Eelde boort warmte op vanaf vijfhonderd meter
Bedrijven die olie of gas winnen of aan diepe geothermie werken, zijn gewend aan boringen van enkele kilometers diep. Bodemenergie voor verwarmingsdoeleinden komt meestal vanaf hooguit 250 meter. Bij het proefproject bij Museum Vosbergen in Eelde-Paterswolde boort men naar aardwarmte op een diepte van bijna vijfhonderd meter. Dan komen die werelden samen.
In het monumentale pand van Museum Vosbergen in Eelde, net onder de stad Groningen, hebben zich tussen de vitrines met historische muziekinstrumenten een stuk of vijftig ingenieurs, technici en aardwetenschappers verzameld. In deze deftige zaal krijgen ze uitleg over de grondboring die buiten aan de gang is, voor ze op de boorlocatie zelf gaan kijken.
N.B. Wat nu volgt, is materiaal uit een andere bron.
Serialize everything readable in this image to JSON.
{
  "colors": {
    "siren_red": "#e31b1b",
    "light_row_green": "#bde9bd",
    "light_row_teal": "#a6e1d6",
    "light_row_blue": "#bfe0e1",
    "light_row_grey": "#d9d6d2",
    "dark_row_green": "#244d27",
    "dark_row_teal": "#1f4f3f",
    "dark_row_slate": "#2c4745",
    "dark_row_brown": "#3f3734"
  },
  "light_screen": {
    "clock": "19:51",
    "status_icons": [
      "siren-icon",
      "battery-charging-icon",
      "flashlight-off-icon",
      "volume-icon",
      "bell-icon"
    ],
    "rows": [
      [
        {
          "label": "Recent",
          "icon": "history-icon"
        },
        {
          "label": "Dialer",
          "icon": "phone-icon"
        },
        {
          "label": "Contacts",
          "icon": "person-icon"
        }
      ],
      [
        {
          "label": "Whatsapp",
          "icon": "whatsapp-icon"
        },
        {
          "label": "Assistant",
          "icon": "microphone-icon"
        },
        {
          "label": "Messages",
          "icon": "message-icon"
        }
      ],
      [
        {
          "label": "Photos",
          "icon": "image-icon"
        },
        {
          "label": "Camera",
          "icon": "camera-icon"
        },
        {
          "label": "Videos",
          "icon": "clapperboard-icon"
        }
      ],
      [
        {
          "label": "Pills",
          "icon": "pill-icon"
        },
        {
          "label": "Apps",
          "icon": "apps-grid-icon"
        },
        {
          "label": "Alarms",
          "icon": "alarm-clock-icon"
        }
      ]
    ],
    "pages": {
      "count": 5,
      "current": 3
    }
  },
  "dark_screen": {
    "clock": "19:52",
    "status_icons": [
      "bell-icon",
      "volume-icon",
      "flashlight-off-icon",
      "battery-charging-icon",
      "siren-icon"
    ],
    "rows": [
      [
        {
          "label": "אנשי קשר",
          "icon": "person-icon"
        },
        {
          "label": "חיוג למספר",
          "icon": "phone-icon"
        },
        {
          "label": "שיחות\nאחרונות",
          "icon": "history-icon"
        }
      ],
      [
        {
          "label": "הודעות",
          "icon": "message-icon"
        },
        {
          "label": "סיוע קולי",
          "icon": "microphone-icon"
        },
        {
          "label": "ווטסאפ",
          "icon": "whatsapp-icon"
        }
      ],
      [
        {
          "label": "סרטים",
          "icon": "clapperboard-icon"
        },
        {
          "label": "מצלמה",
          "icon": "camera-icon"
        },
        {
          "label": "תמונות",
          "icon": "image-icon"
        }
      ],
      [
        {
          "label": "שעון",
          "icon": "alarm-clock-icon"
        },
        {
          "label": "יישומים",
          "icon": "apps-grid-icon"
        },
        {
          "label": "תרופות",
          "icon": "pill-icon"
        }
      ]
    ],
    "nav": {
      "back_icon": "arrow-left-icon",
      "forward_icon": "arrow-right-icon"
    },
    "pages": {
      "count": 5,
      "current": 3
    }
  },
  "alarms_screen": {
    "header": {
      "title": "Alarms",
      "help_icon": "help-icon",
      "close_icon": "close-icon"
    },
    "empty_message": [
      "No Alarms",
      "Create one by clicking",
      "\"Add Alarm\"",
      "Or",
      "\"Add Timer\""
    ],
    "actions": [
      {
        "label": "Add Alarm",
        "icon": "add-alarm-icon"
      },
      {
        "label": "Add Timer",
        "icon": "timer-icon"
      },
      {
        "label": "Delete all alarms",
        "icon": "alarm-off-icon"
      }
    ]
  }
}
Museum Vosbergen wil verduurzamen, maar daarbij geen afbreuk doen aan de stijl en sfeer van het rijksmonument waarin het is gehuisvest. Daarom is het installeren van de combinatie warmtepomp en lage-temperatuurverwarming niet mogelijk, en dubbel glas aanbrengen eigenlijk ook niet.
Aardwarmte
De oplossing: een hoge-temperatuurwarmtepomp, die water van 70 tot 80 graden Celsius kan leveren en de gasgestookte cv-ketel één-op-één kan vervangen. De warmte die daarvoor nodig is, komt in dit geval uit de bodem naast het pand, vanaf een diepte van 490 meter. Daar is de temperatuur het hele jaar door tussen 10 en 25 graden Celsius, is de verwachting.
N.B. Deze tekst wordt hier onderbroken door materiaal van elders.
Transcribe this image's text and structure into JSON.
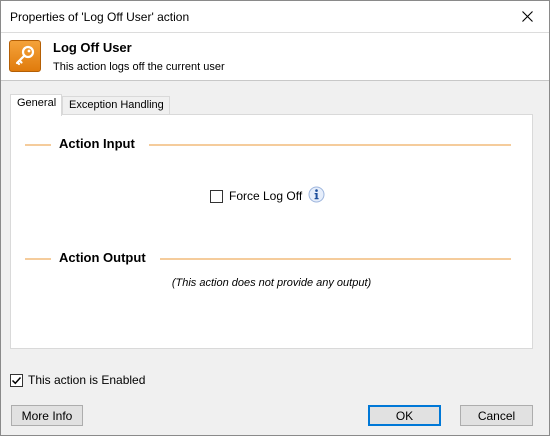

Gemiddeld neemt de temperatuur in de ondergrond van Nederland toe met 30 graden per kilometer.
Winnen en leren
Technisch gezien brengt boren tot deze diepte de nodige uitdagingen met zich mee, vertelt projectleider Coen Leo, geoloog en oprichter van het bedrijf TEON dat hoge-temperatuurwarmtepompen levert. Bij dit project komen de doorgaans gescheiden werelden van de diepe boorders en ondiepe boorders samen. De boring is dan ook niet alleen bedoeld om energie te winnen, maar ook om van te leren.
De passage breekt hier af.